Bearbeiten: Sobald TLSv1.2-Unterstützung verfügbar ist, ist die Apache-Konfiguration gut dokumentiert und nicht zu schwierig. Das Problem ist, dass RHEL6 mit OpenSSL 1.0.0 ausgeliefert wird, das nur TLS bis 1.0 oder 1.1 unterstützt.

Michael Ekstrand
quelle
mod_gnutlssollte TLS 1.2 bereitstellen. Möglicherweise müssen Sie eine aktuelle Version von gnuTLS selbst erstellen.
Goldlöckchen
1
Für diejenigen, die über Google kommen, ist es erwähnenswert, dass SL 6 (seit Juni 2014) TLS v1.2-Unterstützung bietet. Stellen Sie sicher, dass die Pakete httpd, mod_ssl und openssl auf dem neuesten Stand sind und Sie können loslegen.
miken32

Antworten:

10

Ich habe eine Kurzanleitung zum Backportieren von OpenSSL 1.0.1 RPM von Fedora Core zur Unterstützung von RHEL6 und Varianten geschrieben, indem ich die mitgelieferte Version 1.0.0 ersetzt habe, um TLSv1.2- und ECC-Unterstützung hinzuzufügen. Gebaut und getestet gegen CentOS 6.4 im September 2013:

Anleitung zu OpenSSL 1.0.1 RPM für CentOS 6

Bitte beachten Sie: Hier halte ich meine eigene Kopie von OpenSSL und OpenSSH auf dem neuesten Stand. Verbesserungen in CentOS 6.5 haben die Nachfrage nach TLS1.2 weitgehend gemindert, und Fehler wie Heartbleed werden dort behoben, während diese Antwort 2013 für immer stecken bleibt. Befolgen Sie die folgenden Schritte nicht wörtlich, es ist unbedingt erforderlich, dass Sie 1.0.1g oder neuer ausführen .

Jetzt mit github: github / ptudor / centos6-openssl

Ich habe einen Patch zur Verfügung gestellt, auf den ich in diesem Handbuch verweisen werde: openssl-spec-patricktudor-latest.diff

Bereiten Sie zunächst Ihre Build-Umgebung vor. (Wenn Sie EPEL installiert haben, verwenden Sie mock.
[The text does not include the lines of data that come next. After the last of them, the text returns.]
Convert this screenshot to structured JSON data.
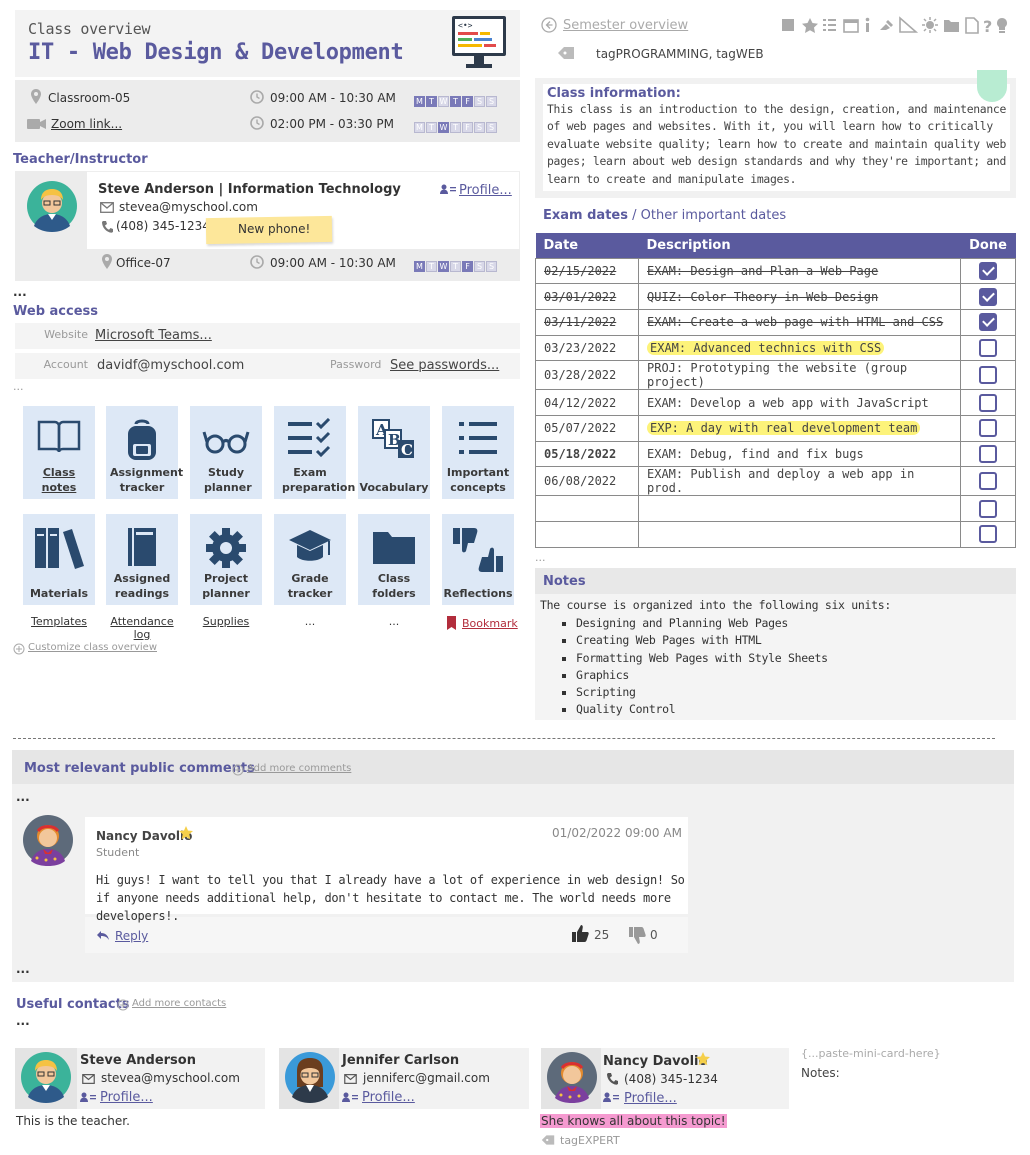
{
  "header": {
    "subtitle": "Class overview",
    "title": "IT - Web Design & Development",
    "location": "Classroom-05",
    "zoom_link": "Zoom link...",
    "time1": "09:00 AM - 10:30 AM",
    "time2": "02:00 PM - 03:30 PM",
    "days1": [
      "M",
      "T",
      "W",
      "T",
      "F",
      "S",
      "S"
    ],
    "days1_on": [
      1,
      1,
      0,
      1,
      1,
      0,
      0
    ],
    "days2": [
      "M",
      "T",
      "W",
      "T",
      "F",
      "S",
      "S"
    ],
    "days2_on": [
      0,
      0,
      1,
      0,
      0,
      0,
      0
    ]
  },
  "teacher": {
    "section": "Teacher/Instructor",
    "name": "Steve Anderson | Information Technology",
    "email": "stevea@myschool.com",
    "phone": "(408) 345-1234",
    "sticky": "New phone!",
    "profile": "Profile...",
    "office": "Office-07",
    "office_time": "09:00 AM - 10:30 AM",
    "days": [
      "M",
      "T",
      "W",
      "T",
      "F",
      "S",
      "S"
    ]
  },
  "ellipsis": "...",
  "web_access": {
    "section": "Web access",
    "website_label": "Website",
    "website_value": "Microsoft Teams...",
    "account_label": "Account",
    "account_value": "davidf@myschool.com",
    "password_label": "Password",
    "password_value": "See passwords..."
  },
  "tiles": [
    {
      "label": "Class notes",
      "icon": "book-icon"
    },
    {
      "label": "Assignment tracker",
      "icon": "backpack-icon"
    },
    {
      "label": "Study planner",
      "icon": "glasses-icon"
    },
    {
      "label": "Exam preparation",
      "icon": "checklist-icon"
    },
    {
      "label": "Vocabulary",
      "icon": "abc-icon"
    },
    {
      "label": "Important concepts",
      "icon": "list-icon"
    },
    {
      "label": "Materials",
      "icon": "books-icon"
    },
    {
      "label": "Assigned readings",
      "icon": "notebook-icon"
    },
    {
      "label": "Project planner",
      "icon": "gear-icon"
    },
    {
      "label": "Grade tracker",
      "icon": "graduation-cap-icon"
    },
    {
      "label": "Class folders",
      "icon": "folder-icon"
    },
    {
      "label": "Reflections",
      "icon": "thumbs-icon"
    }
  ],
  "tile_links": [
    "Templates",
    "Attendance log",
    "Supplies",
    "...",
    "...",
    "Bookmark"
  ],
  "customize": "Customize class overview",
  "topnav": {
    "semester": "Semester overview",
    "tags": "tagPROGRAMMING, tagWEB"
  },
  "class_info": {
    "title": "Class information:",
    "text": "This class is an introduction to the design, creation, and maintenance of web pages and websites. With it, you will learn how to critically evaluate website quality; learn how to create and maintain quality web pages; learn about web design standards and why they're important; and learn to create and manipulate images."
  },
  "exam": {
    "title_main": "Exam dates",
    "title_sep": " / ",
    "title_other": "Other important dates",
    "headers": [
      "Date",
      "Description",
      "Done"
    ],
    "rows": [
      {
        "date": "02/15/2022",
        "desc": "EXAM: Design and Plan a Web Page",
        "done": true
      },
      {
        "date": "03/01/2022",
        "desc": "QUIZ: Color Theory in Web Design",
        "done": true
      },
      {
        "date": "03/11/2022",
        "desc": "EXAM: Create a web page with HTML and CSS",
        "done": true
      },
      {
        "date": "03/23/2022",
        "desc": "EXAM: Advanced technics with CSS",
        "done": false
      },
      {
        "date": "03/28/2022",
        "desc": "PROJ: Prototyping the website (group project)",
        "done": false
      },
      {
        "date": "04/12/2022",
        "desc": "EXAM: Develop a web app with JavaScript",
        "done": false
      },
      {
        "date": "05/07/2022",
        "desc": "EXP: A day with real development team",
        "done": false
      },
      {
        "date": "05/18/2022",
        "desc": "EXAM: Debug, find and fix bugs",
        "done": false
      },
      {
        "date": "06/08/2022",
        "desc": "EXAM: Publish and deploy a web app in prod.",
        "done": false
      },
      {
        "date": "",
        "desc": "",
        "done": false
      },
      {
        "date": "",
        "desc": "",
        "done": false
      }
    ]
  },
  "notes": {
    "title": "Notes",
    "intro": "The course is organized into the following six units:",
    "items": [
      "Designing and Planning Web Pages",
      "Creating Web Pages with HTML",
      "Formatting Web Pages with Style Sheets",
      "Graphics",
      "Scripting",
      "Quality Control"
    ]
  },
  "comments": {
    "title": "Most relevant public comments",
    "add": "Add more comments",
    "name": "Nancy Davolio",
    "role": "Student",
    "date": "01/02/2022 09:00 AM",
    "text": "Hi guys! I want to tell you that I already have a lot of experience in web design! So if anyone needs additional help, don't hesitate to contact me. The world needs more developers!.",
    "reply": "Reply",
    "likes": "25",
    "dislikes": "0"
  },
  "contacts": {
    "title": "Useful contacts",
    "add": "Add more contacts",
    "c1": {
      "name": "Steve Anderson",
      "email": "stevea@myschool.com",
      "profile": "Profile...",
      "note": "This is the teacher."
    },
    "c2": {
      "name": "Jennifer Carlson",
      "email": "jenniferc@gmail.com",
      "profile": "Profile..."
    },
    "c3": {
      "name": "Nancy Davolio",
      "phone": "(408) 345-1234",
      "profile": "Profile...",
      "note": "She knows all about this topic!",
      "tag": "tagEXPERT"
    },
    "paste": "{...paste-mini-card-here}",
    "notes_label": "Notes:"
  }
}
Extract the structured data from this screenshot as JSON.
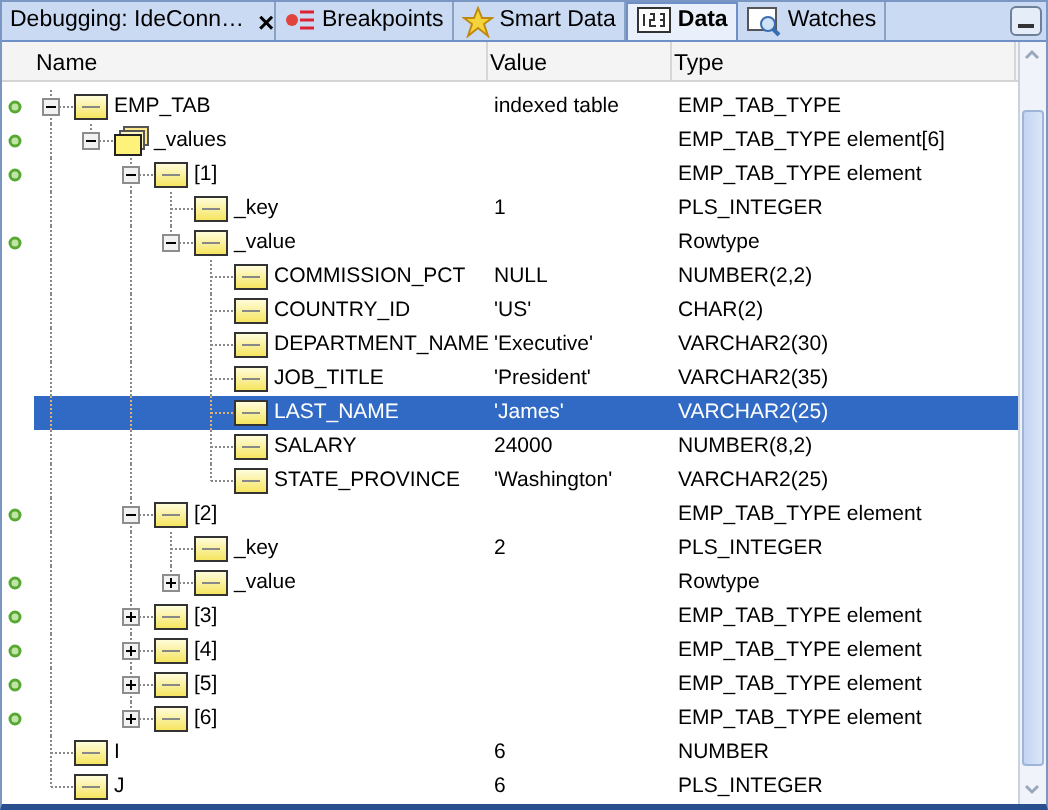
{
  "tabs": [
    {
      "kind": "session",
      "label": "Debugging: IdeConn…",
      "close": "×",
      "selected": false
    },
    {
      "kind": "breakpoints",
      "label": "Breakpoints",
      "selected": false
    },
    {
      "kind": "smart",
      "label": "Smart Data",
      "selected": false
    },
    {
      "kind": "data",
      "label": "Data",
      "selected": true
    },
    {
      "kind": "watches",
      "label": "Watches",
      "selected": false
    }
  ],
  "columns": [
    "Name",
    "Value",
    "Type"
  ],
  "tree": [
    {
      "name": "EMP_TAB",
      "value": "indexed table",
      "type": "EMP_TAB_TYPE",
      "expanded": true,
      "selected": false,
      "children": [
        {
          "name": "_values",
          "type": "EMP_TAB_TYPE element[6]",
          "expanded": true,
          "selected": false,
          "children": [
            {
              "name": "[1]",
              "type": "EMP_TAB_TYPE element",
              "expanded": true,
              "selected": false,
              "children": [
                {
                  "name": "_key",
                  "value": "1",
                  "type": "PLS_INTEGER",
                  "selected": false
                },
                {
                  "name": "_value",
                  "type": "Rowtype",
                  "expanded": true,
                  "selected": false,
                  "children": [
                    {
                      "name": "COMMISSION_PCT",
                      "value": "NULL",
                      "type": "NUMBER(2,2)",
                      "selected": false
                    },
                    {
                      "name": "COUNTRY_ID",
                      "value": "'US'",
                      "type": "CHAR(2)",
                      "selected": false
                    },
                    {
                      "name": "DEPARTMENT_NAME",
                      "value": "'Executive'",
                      "type": "VARCHAR2(30)",
                      "selected": false
                    },
                    {
                      "name": "JOB_TITLE",
                      "value": "'President'",
                      "type": "VARCHAR2(35)",
                      "selected": false
                    },
                    {
                      "name": "LAST_NAME",
                      "value": "'James'",
                      "type": "VARCHAR2(25)",
                      "selected": true
                    },
                    {
                      "name": "SALARY",
                      "value": "24000",
                      "type": "NUMBER(8,2)",
                      "selected": false
                    },
                    {
                      "name": "STATE_PROVINCE",
                      "value": "'Washington'",
                      "type": "VARCHAR2(25)",
                      "selected": false
                    }
                  ]
                }
              ]
            },
            {
              "name": "[2]",
              "type": "EMP_TAB_TYPE element",
              "expanded": true,
              "selected": false,
              "children": [
                {
                  "name": "_key",
                  "value": "2",
                  "type": "PLS_INTEGER",
                  "selected": false
                },
                {
                  "name": "_value",
                  "type": "Rowtype",
                  "expanded": false,
                  "selected": false
                }
              ]
            },
            {
              "name": "[3]",
              "type": "EMP_TAB_TYPE element",
              "expanded": false,
              "selected": false
            },
            {
              "name": "[4]",
              "type": "EMP_TAB_TYPE element",
              "expanded": false,
              "selected": false
            },
            {
              "name": "[5]",
              "type": "EMP_TAB_TYPE element",
              "expanded": false,
              "selected": false
            },
            {
              "name": "[6]",
              "type": "EMP_TAB_TYPE element",
              "expanded": false,
              "selected": false
            }
          ]
        }
      ]
    },
    {
      "name": "I",
      "value": "6",
      "type": "NUMBER",
      "selected": false
    },
    {
      "name": "J",
      "value": "6",
      "type": "PLS_INTEGER",
      "selected": false
    }
  ]
}
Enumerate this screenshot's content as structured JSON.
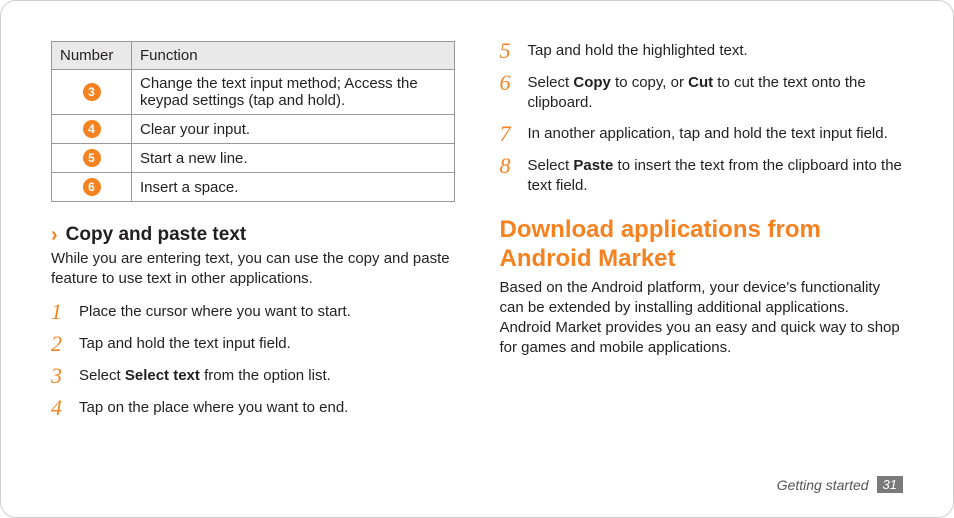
{
  "table": {
    "head": {
      "c1": "Number",
      "c2": "Function"
    },
    "rows": [
      {
        "n": "3",
        "fn": "Change the text input method; Access the keypad settings (tap and hold)."
      },
      {
        "n": "4",
        "fn": "Clear your input."
      },
      {
        "n": "5",
        "fn": "Start a new line."
      },
      {
        "n": "6",
        "fn": "Insert a space."
      }
    ]
  },
  "subhead": "Copy and paste text",
  "subpara": "While you are entering text, you can use the copy and paste feature to use text in other applications.",
  "steps_left": [
    {
      "n": "1",
      "pre": "Place the cursor where you want to start.",
      "b": "",
      "post": ""
    },
    {
      "n": "2",
      "pre": "Tap and hold the text input field.",
      "b": "",
      "post": ""
    },
    {
      "n": "3",
      "pre": "Select ",
      "b": "Select text",
      "post": " from the option list."
    },
    {
      "n": "4",
      "pre": "Tap on the place where you want to end.",
      "b": "",
      "post": ""
    }
  ],
  "steps_right": [
    {
      "n": "5",
      "pre": "Tap and hold the highlighted text.",
      "b": "",
      "b2": "",
      "mid": "",
      "post": ""
    },
    {
      "n": "6",
      "pre": "Select ",
      "b": "Copy",
      "mid": " to copy, or ",
      "b2": "Cut",
      "post": " to cut the text onto the clipboard."
    },
    {
      "n": "7",
      "pre": "In another application, tap and hold the text input field.",
      "b": "",
      "b2": "",
      "mid": "",
      "post": ""
    },
    {
      "n": "8",
      "pre": "Select ",
      "b": "Paste",
      "mid": "",
      "b2": "",
      "post": " to insert the text from the clipboard into the text field."
    }
  ],
  "section_title": "Download applications from Android Market",
  "section_para": "Based on the Android platform, your device's functionality can be extended by installing additional applications. Android Market provides you an easy and quick way to shop for games and mobile applications.",
  "footer": {
    "chapter": "Getting started",
    "page": "31"
  }
}
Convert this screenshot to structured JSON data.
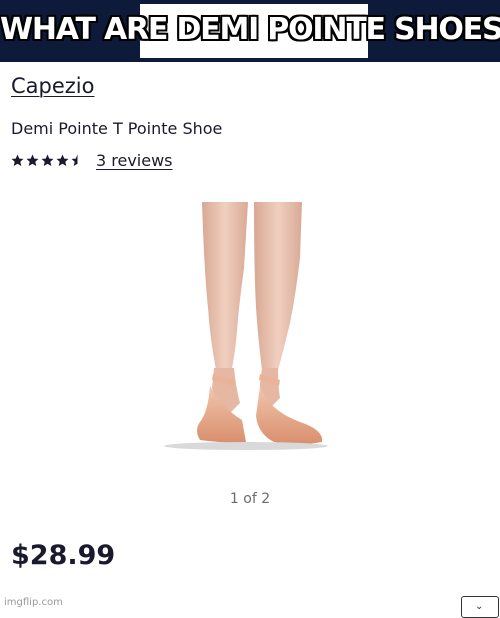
{
  "meme": {
    "caption": "WHAT ARE DEMI POINTE SHOES?"
  },
  "product": {
    "brand": "Capezio",
    "title": "Demi Pointe T Pointe Shoe",
    "rating": 4.5,
    "rating_max": 5,
    "reviews_label": "3 reviews",
    "image_icon": "ballet-legs-pointe-shoes-image"
  },
  "gallery": {
    "pager_label": "1 of 2"
  },
  "pricing": {
    "price": "$28.99"
  },
  "footer": {
    "watermark": "imgflip.com",
    "dropdown_icon": "chevron-down-icon"
  },
  "colors": {
    "header_bg": "#0d1a3a",
    "text": "#1a1a2e",
    "muted": "#6b6b6b",
    "skin": "#ecc4b0",
    "satin": "#e8a98a"
  }
}
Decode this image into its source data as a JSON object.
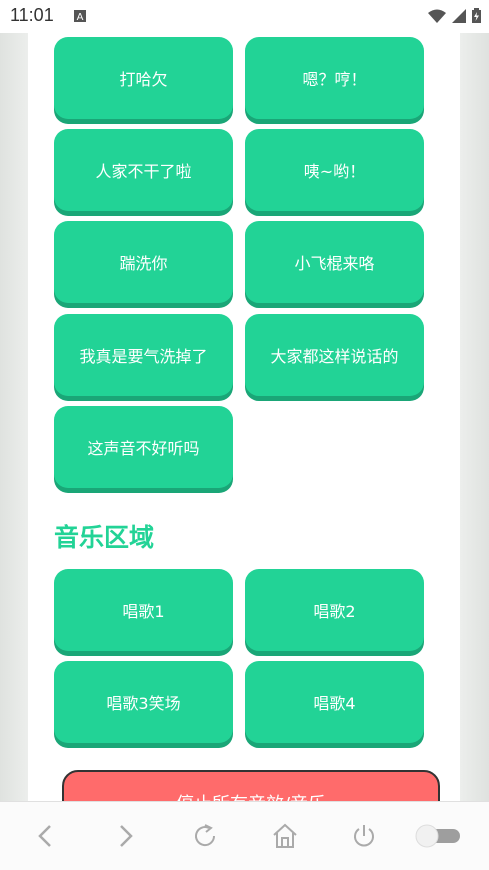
{
  "status_bar": {
    "time": "11:01"
  },
  "sound_buttons": [
    {
      "label": "打哈欠"
    },
    {
      "label": "嗯？哼！"
    },
    {
      "label": "人家不干了啦"
    },
    {
      "label": "咦~哟！"
    },
    {
      "label": "踹洗你"
    },
    {
      "label": "小飞棍来咯"
    },
    {
      "label": "我真是要气洗掉了"
    },
    {
      "label": "大家都这样说话的"
    },
    {
      "label": "这声音不好听吗"
    }
  ],
  "music_section": {
    "title": "音乐区域",
    "buttons": [
      {
        "label": "唱歌1"
      },
      {
        "label": "唱歌2"
      },
      {
        "label": "唱歌3笑场"
      },
      {
        "label": "唱歌4"
      }
    ]
  },
  "stop_button": {
    "label": "停止所有音效/音乐"
  },
  "colors": {
    "accent": "#22d396",
    "accent_shadow": "#1aa677",
    "stop": "#ff6b6b"
  }
}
Halten Sie es hier einfach ...)

yum -y groupinstall "Development tools" 
yum -y install rpm-build zlib-devel krb5-devel
mkdir -p $HOME/redhat/{BUILD,RPMS,SOURCES,SPECS,SRPMS}
echo "%_topdir $HOME/redhat/" > ~/.rpmmacros

Holen Sie sich als Nächstes das Fedora Core 20 SRPM für OpenSSL und die vollständige OpenSSL-Quelle.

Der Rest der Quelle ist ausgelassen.